I am going to have my ass kicked for making this thread, so at least hear me out and then burn effegies of me.


For a while now, it seems to be that people are becoming more obsessed with saying "anime is different and not the same as cartoons". However, we only label it that way, but really, they're both they same exact thing aside from the language the word is spoken. "Anime" mean animation (ex. cartoons) in English and vice versa. When you say "anime", you could be reffering to all form of animation, but noooo. You think the definition of the word derives from the language the word is spoken. Also, even by separating it as different from American animation, it's still wrong.

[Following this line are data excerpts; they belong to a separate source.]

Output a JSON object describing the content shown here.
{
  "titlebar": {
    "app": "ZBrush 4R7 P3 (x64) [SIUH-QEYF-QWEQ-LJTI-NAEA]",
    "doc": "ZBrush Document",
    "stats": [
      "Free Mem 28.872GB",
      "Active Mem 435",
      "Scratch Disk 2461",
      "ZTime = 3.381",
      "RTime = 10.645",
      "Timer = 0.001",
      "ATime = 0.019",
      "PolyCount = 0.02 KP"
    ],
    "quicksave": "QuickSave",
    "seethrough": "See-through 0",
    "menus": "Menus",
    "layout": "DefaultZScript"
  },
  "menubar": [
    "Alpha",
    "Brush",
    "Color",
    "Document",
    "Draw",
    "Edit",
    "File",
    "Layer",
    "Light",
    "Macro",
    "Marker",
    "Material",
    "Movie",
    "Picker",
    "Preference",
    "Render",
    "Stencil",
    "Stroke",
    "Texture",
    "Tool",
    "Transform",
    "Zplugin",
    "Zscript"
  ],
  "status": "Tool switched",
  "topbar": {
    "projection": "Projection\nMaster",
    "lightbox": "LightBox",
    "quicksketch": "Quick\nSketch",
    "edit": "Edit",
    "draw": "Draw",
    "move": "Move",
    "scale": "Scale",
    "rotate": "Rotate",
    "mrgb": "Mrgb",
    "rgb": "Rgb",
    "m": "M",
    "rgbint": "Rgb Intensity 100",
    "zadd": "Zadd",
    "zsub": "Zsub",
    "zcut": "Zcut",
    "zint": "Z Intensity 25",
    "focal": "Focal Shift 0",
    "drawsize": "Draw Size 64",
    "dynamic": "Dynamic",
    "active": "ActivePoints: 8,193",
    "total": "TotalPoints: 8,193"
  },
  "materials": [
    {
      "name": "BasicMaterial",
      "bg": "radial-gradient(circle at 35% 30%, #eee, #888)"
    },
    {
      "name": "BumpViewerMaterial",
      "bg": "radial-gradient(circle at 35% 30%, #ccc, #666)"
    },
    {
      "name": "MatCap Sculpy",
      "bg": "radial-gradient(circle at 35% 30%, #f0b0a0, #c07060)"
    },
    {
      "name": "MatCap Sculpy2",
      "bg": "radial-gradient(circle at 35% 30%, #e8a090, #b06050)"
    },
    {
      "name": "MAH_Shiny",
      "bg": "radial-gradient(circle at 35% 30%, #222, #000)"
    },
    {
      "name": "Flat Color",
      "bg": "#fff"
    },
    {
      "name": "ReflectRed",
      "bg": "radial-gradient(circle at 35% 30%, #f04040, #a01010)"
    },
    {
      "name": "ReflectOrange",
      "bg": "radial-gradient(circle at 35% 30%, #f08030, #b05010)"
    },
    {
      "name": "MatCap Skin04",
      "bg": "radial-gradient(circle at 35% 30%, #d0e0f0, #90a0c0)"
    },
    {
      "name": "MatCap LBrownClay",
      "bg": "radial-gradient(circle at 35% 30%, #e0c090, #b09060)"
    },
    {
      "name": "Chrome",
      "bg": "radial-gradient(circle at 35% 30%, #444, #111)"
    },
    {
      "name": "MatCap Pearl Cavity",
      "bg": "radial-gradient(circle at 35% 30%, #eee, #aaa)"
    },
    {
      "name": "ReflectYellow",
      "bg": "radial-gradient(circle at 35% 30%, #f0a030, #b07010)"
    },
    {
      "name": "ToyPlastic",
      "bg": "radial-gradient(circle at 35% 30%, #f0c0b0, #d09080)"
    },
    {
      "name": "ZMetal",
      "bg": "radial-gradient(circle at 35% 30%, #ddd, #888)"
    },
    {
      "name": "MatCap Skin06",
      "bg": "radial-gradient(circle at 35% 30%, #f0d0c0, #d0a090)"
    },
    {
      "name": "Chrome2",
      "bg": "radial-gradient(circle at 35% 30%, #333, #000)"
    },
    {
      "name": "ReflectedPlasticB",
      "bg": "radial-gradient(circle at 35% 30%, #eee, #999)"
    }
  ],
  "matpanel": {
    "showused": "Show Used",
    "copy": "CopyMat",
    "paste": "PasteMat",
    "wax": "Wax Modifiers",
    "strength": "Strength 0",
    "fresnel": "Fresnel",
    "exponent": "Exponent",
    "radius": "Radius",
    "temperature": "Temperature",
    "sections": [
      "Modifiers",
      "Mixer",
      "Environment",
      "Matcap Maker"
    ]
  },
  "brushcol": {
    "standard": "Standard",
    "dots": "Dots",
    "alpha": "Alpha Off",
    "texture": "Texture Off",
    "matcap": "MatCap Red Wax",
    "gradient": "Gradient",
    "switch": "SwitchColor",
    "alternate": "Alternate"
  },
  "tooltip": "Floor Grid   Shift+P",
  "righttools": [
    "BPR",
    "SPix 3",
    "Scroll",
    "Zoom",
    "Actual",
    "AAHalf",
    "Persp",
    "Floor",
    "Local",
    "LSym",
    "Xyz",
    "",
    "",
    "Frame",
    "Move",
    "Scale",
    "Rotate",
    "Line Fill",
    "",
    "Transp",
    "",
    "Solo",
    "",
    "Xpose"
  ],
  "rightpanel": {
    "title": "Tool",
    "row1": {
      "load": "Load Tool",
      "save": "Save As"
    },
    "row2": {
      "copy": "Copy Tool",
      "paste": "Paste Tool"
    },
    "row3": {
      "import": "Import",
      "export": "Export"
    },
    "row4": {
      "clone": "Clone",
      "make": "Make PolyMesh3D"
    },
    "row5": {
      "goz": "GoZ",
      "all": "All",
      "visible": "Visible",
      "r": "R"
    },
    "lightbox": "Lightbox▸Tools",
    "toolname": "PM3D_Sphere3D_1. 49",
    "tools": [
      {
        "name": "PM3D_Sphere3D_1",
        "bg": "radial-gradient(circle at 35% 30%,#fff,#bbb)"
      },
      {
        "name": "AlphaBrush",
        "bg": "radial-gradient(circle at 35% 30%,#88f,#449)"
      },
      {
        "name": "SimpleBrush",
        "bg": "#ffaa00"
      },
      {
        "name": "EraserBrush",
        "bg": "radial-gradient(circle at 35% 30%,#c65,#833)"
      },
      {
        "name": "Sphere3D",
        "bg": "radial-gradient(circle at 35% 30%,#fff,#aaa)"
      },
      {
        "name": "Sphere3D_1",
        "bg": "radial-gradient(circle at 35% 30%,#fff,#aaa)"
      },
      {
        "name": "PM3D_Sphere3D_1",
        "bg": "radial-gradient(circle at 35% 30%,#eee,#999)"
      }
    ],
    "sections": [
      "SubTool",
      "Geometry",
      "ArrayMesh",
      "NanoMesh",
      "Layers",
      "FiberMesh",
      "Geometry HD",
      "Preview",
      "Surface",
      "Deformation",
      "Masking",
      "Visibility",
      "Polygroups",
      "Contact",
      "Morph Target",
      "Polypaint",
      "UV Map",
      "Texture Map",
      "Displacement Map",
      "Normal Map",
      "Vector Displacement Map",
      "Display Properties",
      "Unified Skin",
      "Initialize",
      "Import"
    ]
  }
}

Anime is not just a Japanese word meaning animation, but it's also a French word (but with an above the "e" that I cannot do on a Dell computer). Actually, the word "anime" derives from French, like how "garage" has no English equivalent, as well as grabage and karaoke. They don't make a new word for it in a different language, so it stays the same universally (or in some/most places).

To me, the word "anime" being used strictly for Japanese animation is kind of ignorant and it's definitely incorrect, and pose that one day, we, the fans of this form of animation made in Japan (but now animated in Korea) should be changed back to Ol' Timey Japanimation! The pluses include:

1. You sound smarter saying "Japanimation" instead of "anime".
2. It cannot be debated to describe all forms of animation since it clearly says "Japan" in the word.
3. It sounds pretty cool, but that's just my opinion. Japanimation. Hear it uttered and behold it's five-syllabled majesty.
4. It helps you reminisce about the good ol' days when Japanimation had thigns called "water-coloring" and "writing" and "originality" and "not being popular solely on shallow badly-animated yuri/yaoi and sex scenes".
5. You can if you so like call it "Niponimation" or "Niponime" and quite possibly "Nipanime" and "Nipanimation". Hell, "Japanime" is pretty good to (and there you have an original name for your daughter). "Congratulations on you little daughter Japanime, Dave!"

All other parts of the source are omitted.